The present case, to make the matter clearer, involved a American society(Wlash Optical), which is active in the online sale of contact lenses and other eyewear. It has operated www.lensworld.com since 1998 and became the owner of the Benelux Lensworld trade mark, registering it on 26 October 2005. In November 2005, it decided to enter into a licence agreement with Bureau Gevers, Belgian company advising on intellectual property issuesto register the domain 'lensworld.eu' in its name, but on behalf of Walsh Optical itself. at the UERid.

One year later, Pie Optiek, a Belgian company competing with the American company, also applied for registration of the website "www. lensworld.eu." This request is, however, rejected.
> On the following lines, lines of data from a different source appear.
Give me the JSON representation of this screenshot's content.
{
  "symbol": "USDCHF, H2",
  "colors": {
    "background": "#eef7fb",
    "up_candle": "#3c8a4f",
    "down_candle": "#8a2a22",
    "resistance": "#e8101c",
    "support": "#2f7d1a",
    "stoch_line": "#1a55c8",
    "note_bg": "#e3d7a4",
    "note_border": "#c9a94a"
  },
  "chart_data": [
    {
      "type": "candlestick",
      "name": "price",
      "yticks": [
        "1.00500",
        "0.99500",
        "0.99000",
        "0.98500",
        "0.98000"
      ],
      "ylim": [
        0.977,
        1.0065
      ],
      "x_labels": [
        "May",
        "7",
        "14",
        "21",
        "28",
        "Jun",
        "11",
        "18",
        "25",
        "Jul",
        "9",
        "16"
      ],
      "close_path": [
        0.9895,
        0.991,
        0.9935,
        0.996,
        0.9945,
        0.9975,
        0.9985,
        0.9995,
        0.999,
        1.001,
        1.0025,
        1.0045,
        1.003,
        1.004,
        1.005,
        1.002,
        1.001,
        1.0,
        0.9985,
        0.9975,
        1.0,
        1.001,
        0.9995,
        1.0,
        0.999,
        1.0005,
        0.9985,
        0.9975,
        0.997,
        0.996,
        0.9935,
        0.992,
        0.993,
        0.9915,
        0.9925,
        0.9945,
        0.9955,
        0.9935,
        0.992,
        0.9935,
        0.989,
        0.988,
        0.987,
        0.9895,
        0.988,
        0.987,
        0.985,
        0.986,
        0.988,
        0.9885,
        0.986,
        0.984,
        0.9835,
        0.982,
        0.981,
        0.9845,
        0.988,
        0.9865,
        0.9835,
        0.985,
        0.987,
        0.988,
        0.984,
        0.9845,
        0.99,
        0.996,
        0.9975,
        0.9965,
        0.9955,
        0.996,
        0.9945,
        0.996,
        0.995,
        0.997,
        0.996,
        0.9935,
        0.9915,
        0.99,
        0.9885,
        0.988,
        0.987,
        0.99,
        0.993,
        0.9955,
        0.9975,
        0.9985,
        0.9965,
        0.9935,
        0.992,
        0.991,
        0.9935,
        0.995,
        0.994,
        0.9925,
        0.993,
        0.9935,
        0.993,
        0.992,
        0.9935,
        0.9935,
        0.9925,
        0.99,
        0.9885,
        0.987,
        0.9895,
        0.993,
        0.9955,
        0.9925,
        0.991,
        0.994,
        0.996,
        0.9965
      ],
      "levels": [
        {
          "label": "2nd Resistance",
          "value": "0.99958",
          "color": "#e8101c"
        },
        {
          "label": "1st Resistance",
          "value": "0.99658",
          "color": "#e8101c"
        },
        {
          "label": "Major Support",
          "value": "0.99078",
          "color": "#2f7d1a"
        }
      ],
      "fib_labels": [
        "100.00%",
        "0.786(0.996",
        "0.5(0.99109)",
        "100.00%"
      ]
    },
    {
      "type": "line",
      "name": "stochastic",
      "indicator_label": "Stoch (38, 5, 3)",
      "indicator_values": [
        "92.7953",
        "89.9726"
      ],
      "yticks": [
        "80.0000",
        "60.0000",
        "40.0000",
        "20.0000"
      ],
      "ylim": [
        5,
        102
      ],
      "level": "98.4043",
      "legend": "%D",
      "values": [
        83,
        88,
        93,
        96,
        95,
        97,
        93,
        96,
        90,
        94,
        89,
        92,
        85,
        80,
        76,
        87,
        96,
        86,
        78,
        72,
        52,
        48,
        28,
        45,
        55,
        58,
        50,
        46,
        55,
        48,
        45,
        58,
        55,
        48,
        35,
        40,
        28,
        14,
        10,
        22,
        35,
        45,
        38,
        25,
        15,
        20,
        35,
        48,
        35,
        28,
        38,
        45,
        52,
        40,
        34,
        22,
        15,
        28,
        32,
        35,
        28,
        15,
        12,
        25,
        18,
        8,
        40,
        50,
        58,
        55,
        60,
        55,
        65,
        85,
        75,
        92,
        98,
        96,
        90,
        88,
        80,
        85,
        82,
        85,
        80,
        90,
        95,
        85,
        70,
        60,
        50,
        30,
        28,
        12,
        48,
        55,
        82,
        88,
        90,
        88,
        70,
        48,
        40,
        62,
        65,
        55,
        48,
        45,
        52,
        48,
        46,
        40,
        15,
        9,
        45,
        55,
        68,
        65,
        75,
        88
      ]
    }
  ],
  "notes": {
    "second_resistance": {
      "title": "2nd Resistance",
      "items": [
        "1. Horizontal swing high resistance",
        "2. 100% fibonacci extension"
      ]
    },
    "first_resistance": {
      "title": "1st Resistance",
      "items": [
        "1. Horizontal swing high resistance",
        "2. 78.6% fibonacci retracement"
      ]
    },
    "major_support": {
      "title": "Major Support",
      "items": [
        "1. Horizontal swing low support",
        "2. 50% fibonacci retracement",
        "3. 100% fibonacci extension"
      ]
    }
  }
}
Pie Optiek therefore brought an action against the American company, claiming that, as it was based in a third country, it was not entitled to use the .eu domain. The court of first instance dismissed the action. Pie Optiek appealed against the judgment. The Brussels Court of Appeal referred the case to the Court of Justice requesting an interpretation of Article 12(2) of Regulation No 874 of 2004. The Court thus holds that a person who is merely authorised by the proprietor of the trade mark, established in a non-member country, to register in his own name, but on behalf of the licensor, a domain name identical or similar to the trade mark itself, without, however, being permitted to make commercial use of it, cannot be regarded as a licensee of prior rights.

The Court notes on this point how the .eu top level domain was created in order to increase the visibility of the internal market in virtual Internet-based tradeby offering a clearly identifiable link to the European Union, the associated regulatory framework and the European market, and by allowing EU companies, organisations and natural persons to register in a domain that makes this link obvious.

For this reason, domain names should only be registered if requested by any party that meets the criteria of presence in the territory of the European Union. More precisely, by companies that have their registered office, central administration or principal place of business in the territory of the Unionby any organisation established in its territory as well as by any natural person residing in the territory of the European Union.